We have decided to move the hosting of Banner, our main administrative system, to a facility managed by SunGard, the developers of Banner. We have decided this for three main reasons:

  1. SunGard understands Banner better than anyone in the world, and we will be able to benefit from this expertise as we manage the application, and perform upgrades.
  2. The data center where Banner will reside is a world-class facility that will provide us with a level of protection, security, and up-time that is a major improvement over how we manage Banner today.
  3. SunGard provides a disaster-recovery facility where we can recover should their primary data center fail.

This change will have only minimal impact on campus. For the most part, users of Banner will notice no real differences. GO shortcuts will remain the same and will point users to the new Banner hosted servers. As we go through the migration of the system from our facility to the SunGard facility, we will at some point have to freeze all development efforts for a period of about 6 weeks. This is currently scheduled for the October – November time frame. Functional areas are already planning around this schedule with the understanding that any patches required for regulatory compliance or tax updates will be granted an exception. Once the migration is complete, we will be back in business and able to continue with our development efforts.

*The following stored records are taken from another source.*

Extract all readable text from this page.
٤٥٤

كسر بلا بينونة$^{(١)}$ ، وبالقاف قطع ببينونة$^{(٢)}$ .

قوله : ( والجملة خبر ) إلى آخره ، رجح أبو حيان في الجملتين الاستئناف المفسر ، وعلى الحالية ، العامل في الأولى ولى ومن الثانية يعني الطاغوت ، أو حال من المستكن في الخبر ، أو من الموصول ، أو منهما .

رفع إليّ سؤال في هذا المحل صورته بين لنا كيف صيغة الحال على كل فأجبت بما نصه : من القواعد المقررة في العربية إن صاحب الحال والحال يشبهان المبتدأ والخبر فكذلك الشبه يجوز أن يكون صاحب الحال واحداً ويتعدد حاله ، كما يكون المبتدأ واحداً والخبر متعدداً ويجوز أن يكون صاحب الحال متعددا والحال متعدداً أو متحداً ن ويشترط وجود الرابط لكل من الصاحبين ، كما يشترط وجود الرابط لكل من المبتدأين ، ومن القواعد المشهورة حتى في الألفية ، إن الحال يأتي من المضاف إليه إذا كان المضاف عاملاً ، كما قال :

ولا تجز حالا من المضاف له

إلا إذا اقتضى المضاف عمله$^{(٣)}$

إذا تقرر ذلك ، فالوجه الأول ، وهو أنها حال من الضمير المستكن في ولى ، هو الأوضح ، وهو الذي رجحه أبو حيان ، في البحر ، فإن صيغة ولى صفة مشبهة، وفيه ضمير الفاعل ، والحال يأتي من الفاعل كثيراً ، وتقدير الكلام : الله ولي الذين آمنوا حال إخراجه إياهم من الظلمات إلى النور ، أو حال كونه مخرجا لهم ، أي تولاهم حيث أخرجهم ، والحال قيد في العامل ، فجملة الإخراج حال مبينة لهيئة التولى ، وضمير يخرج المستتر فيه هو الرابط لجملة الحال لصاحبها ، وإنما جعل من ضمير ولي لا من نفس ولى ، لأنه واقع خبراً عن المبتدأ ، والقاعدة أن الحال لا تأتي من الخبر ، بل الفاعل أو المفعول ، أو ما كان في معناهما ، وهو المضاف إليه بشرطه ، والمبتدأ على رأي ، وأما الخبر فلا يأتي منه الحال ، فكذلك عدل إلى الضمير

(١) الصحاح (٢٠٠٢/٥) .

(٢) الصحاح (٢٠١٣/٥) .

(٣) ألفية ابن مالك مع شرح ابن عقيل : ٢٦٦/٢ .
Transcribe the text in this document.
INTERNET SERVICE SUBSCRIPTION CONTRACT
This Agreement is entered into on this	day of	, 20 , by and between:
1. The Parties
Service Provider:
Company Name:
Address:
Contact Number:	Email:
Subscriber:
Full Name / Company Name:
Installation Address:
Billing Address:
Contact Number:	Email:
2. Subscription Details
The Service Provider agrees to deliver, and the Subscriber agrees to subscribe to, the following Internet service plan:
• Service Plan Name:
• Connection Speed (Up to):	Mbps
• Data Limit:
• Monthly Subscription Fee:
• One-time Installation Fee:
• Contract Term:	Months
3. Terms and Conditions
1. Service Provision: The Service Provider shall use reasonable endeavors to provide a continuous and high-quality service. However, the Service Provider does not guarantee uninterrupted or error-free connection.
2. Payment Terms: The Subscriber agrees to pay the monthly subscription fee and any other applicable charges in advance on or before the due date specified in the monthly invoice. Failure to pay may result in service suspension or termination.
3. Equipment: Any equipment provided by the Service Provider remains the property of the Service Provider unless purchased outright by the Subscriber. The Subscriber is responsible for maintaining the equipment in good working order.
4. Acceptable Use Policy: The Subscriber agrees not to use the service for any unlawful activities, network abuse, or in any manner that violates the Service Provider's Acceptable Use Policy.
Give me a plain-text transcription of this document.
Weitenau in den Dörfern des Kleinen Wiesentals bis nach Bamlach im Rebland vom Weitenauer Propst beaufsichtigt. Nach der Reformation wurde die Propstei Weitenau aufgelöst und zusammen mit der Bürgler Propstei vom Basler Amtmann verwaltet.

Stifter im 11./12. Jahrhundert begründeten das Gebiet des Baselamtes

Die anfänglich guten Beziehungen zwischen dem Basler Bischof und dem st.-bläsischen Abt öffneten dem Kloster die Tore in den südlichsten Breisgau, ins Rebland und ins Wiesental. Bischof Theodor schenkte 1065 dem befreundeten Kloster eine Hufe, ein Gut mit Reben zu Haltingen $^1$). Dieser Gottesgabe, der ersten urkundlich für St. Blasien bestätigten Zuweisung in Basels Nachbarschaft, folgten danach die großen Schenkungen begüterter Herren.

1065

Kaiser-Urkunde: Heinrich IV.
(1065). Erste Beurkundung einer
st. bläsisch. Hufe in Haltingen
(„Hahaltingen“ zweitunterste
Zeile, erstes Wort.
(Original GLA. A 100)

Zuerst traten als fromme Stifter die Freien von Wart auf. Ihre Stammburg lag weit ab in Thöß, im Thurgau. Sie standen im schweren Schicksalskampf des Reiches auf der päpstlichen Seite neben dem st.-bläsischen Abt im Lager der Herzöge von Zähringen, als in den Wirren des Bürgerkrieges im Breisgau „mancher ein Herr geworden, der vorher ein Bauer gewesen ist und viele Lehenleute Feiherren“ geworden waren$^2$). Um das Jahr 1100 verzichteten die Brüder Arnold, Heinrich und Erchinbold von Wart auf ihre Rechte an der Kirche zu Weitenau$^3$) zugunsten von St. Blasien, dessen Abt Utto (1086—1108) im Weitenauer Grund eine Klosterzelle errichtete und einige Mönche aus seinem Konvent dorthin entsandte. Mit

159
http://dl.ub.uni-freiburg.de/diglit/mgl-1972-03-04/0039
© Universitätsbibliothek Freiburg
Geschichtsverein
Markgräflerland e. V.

The timeline for this project is as follows:

  • from now until October: LIS is working with SunGard to establish the hosting environment
  • November: Testing of the new installation will be done by administrative offices
  • Mid-December: Go live on the new system

We feel confident that this decision will improve the performance and reliability of this critical system, and will allow us to focus our precious human resources on Middlebury-specific issues, as we no longer have to spend time thinking about the system optimization, back-ups, and other critical but aspects of running this system. While this may seem like a radical move, it is in fact part of an on-going trend in Information Technology in Higher Education, as schools leverage the power of the Internet, the cloud, and hosting services to provide improved services to their campus.